11. But there is another point of view from which the question could be regarded and it seems to me that that view is equally conclusive against the defendant's contention.

12. The plaintiff was called upon to give security for costs on the assumption that though she was a resident in British India, she was a woman who had not sufficient immoveable property in British India independent of property in the suit. The affidavits I have discussed above were put in on the summons and on the question of security for costs the only issue was 'was the defendant possessed of the immoveable properties which she said belonged to her husband and which she now claimed to be entitled to.' Mr. Justice Scott's order of the 18th of August 190(5 directing the plaintiff to deposit Rs. 1000 is a distinct finding on the issue in the negative. How can the defendant be now allowed to go behind the order and say that although Mr. Justice Scott found that the plaintiff had no property in British India still I say she must be hold to be entitled to the properties she claimed simply because she once claimed them although the Court has held that her claim was not correct and that she was not possessed of any property in British India. When I pointed out this view of the question to the defendant's Solicitor he said the section of the Code required that the plaintiff should be possessed of sufficient immoveablo property. Mr. Jamietram must remember that the question of sufficiency is nowhere raised in the affidavit and did not form the subject of discussion before Mr. Justice Scott. The security the learned Judge ordered was Rs. 1000. These properties are valued at Rs. 1800 and if there was merely a question of sufficiency I have no doubt the learned Judge if he had found that the plaintiff was entitled to or possessed of the properties in question he would have considered them quite sufficient.

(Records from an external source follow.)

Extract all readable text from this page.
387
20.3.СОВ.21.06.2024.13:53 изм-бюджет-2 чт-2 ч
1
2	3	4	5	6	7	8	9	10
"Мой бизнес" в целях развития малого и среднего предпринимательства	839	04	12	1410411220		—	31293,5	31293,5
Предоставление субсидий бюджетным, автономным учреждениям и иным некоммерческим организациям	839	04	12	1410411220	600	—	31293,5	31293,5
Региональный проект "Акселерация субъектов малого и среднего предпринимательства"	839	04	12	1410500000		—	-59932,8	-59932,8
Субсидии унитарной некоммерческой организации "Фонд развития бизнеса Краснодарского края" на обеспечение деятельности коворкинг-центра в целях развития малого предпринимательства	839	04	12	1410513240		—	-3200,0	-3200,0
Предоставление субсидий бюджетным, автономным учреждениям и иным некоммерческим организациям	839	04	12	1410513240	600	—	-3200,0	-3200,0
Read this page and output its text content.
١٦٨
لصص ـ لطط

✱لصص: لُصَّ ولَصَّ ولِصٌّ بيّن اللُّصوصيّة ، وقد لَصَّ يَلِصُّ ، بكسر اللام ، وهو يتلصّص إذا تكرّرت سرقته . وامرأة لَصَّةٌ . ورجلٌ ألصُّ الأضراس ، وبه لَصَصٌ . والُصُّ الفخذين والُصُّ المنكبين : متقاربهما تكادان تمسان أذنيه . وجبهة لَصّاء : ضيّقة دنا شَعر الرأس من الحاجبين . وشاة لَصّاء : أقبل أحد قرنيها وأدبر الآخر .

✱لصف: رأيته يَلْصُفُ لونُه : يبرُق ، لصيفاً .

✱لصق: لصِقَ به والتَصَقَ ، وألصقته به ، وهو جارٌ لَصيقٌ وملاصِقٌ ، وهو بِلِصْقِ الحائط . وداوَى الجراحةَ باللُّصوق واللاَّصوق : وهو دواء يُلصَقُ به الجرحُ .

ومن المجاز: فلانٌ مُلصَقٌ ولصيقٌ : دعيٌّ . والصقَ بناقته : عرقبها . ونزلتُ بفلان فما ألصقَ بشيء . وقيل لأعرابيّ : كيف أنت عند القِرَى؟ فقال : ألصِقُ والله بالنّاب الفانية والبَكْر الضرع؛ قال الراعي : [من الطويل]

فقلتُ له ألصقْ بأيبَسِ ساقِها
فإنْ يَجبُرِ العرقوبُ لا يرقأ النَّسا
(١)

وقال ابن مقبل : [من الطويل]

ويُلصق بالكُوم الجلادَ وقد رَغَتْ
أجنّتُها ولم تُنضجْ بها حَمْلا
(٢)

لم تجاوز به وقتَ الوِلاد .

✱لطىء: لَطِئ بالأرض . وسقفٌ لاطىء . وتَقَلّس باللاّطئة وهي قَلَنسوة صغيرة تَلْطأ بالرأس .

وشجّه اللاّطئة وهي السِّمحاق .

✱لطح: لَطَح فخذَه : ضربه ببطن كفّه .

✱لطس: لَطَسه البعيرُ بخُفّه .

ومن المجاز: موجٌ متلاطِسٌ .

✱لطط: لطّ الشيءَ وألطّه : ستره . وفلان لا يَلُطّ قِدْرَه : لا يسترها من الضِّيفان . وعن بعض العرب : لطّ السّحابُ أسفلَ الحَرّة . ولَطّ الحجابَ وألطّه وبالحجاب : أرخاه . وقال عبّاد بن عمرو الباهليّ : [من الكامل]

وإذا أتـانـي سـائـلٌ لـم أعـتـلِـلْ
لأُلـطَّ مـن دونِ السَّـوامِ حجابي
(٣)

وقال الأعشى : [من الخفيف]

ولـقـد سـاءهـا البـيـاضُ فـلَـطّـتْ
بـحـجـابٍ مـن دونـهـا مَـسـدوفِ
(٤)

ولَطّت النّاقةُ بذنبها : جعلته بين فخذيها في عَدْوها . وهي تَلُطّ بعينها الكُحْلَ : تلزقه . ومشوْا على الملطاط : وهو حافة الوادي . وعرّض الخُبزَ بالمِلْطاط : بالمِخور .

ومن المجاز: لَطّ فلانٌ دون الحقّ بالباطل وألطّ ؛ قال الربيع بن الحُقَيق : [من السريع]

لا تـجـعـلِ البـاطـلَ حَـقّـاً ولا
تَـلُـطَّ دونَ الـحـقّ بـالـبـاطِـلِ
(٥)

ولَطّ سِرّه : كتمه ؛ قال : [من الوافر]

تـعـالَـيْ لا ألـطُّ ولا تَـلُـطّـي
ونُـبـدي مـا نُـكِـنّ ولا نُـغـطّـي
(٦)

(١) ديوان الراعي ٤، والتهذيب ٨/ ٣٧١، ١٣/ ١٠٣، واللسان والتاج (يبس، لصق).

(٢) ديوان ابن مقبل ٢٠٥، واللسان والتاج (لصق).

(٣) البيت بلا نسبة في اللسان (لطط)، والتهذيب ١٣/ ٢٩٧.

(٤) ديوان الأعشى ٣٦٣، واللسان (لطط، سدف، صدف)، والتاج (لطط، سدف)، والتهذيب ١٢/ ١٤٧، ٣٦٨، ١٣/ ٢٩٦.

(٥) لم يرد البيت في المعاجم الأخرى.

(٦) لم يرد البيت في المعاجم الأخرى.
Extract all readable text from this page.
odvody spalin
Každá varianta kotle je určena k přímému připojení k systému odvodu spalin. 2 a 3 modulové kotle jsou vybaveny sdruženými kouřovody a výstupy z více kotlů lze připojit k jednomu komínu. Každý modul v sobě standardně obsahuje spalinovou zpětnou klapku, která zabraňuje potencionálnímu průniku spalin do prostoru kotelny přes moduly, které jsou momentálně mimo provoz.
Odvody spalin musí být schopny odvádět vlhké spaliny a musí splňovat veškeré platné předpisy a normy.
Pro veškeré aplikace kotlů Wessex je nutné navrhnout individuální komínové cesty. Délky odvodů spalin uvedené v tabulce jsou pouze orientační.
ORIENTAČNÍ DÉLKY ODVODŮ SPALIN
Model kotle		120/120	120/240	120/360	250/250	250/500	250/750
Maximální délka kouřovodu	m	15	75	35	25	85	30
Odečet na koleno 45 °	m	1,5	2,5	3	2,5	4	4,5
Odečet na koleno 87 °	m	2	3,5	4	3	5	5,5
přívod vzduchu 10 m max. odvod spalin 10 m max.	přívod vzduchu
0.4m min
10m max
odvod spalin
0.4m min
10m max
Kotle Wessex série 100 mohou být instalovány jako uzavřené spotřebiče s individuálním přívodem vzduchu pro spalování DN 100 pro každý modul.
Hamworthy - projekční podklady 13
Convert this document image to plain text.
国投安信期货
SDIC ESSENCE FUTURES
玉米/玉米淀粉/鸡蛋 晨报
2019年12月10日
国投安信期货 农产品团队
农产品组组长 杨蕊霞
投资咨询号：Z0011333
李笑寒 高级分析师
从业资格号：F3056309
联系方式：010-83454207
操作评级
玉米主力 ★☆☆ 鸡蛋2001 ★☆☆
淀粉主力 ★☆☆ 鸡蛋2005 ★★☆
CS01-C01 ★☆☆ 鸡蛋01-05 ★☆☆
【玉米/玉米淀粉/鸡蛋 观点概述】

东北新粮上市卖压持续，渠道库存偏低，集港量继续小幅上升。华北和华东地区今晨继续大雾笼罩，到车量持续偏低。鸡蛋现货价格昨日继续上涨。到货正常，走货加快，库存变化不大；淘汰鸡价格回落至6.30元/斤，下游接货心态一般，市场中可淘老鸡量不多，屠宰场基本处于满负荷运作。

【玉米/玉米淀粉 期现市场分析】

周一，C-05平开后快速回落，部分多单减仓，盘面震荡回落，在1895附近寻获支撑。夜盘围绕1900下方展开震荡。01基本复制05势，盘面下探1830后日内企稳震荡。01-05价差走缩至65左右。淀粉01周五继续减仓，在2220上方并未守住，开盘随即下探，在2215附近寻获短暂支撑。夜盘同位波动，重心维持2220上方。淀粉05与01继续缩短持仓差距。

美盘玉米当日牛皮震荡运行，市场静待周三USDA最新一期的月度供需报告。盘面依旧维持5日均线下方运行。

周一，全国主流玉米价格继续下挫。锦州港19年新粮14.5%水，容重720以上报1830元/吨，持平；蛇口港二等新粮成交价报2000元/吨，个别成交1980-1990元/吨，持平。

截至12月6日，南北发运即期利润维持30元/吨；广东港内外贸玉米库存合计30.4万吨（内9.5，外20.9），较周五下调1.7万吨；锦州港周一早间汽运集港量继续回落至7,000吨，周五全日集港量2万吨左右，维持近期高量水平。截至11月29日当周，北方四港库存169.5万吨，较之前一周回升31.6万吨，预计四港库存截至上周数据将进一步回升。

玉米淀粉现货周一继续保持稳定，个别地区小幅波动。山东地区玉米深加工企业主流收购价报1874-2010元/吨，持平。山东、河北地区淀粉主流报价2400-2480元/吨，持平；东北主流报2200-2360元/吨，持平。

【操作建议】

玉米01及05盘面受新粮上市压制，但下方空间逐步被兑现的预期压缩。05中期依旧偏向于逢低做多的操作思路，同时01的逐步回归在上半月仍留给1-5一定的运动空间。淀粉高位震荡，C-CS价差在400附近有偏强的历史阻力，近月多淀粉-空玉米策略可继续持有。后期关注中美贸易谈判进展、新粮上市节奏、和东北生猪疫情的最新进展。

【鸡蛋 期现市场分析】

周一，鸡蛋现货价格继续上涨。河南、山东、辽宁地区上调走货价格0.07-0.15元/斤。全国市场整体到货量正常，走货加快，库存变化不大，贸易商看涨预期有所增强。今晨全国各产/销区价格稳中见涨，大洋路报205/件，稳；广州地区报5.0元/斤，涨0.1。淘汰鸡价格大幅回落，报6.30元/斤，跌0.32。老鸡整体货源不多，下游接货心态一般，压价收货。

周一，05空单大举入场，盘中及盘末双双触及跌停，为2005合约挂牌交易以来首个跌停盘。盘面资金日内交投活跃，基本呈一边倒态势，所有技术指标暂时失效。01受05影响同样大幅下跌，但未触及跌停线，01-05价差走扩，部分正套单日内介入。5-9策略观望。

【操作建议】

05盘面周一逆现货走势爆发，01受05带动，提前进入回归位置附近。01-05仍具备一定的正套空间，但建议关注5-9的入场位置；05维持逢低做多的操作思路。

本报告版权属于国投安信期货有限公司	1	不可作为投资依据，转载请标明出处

13. Because a party claims or has at one time claimed to be entitled to property it does not follow that she is entitled to such property more particularly when that property is in the hands of another party who on fairly arguable grounds denies her claim to those properties. In this case it is the defendant herself who has all along stoutly maintained that the plaintiff is not entitled to the properties claimed by her in her petition and affidavit. Although she instructs her solicitor to oppose this aplication on the ground of the plaintiff's claim to these properties she is not even now prepared to take a somersault and say that the plaintiff's claim is good, that she really is entitled to these properties and it is therefore that she ought not to be allowed to sue in forma pauperis.

14. The position taken up by the defendant is in my opinion quite untenable.

15. I find that the applicant is not entitled to property worth Rs. 100 and I grant her application for leave to continue the suit in forma pauperis.

16. I make the costs both of the petitioner and the respondent of the proceedings before the Prothonotary and before me in Chambers costs in the cause, i.e. in Suit No. 458 of 1905.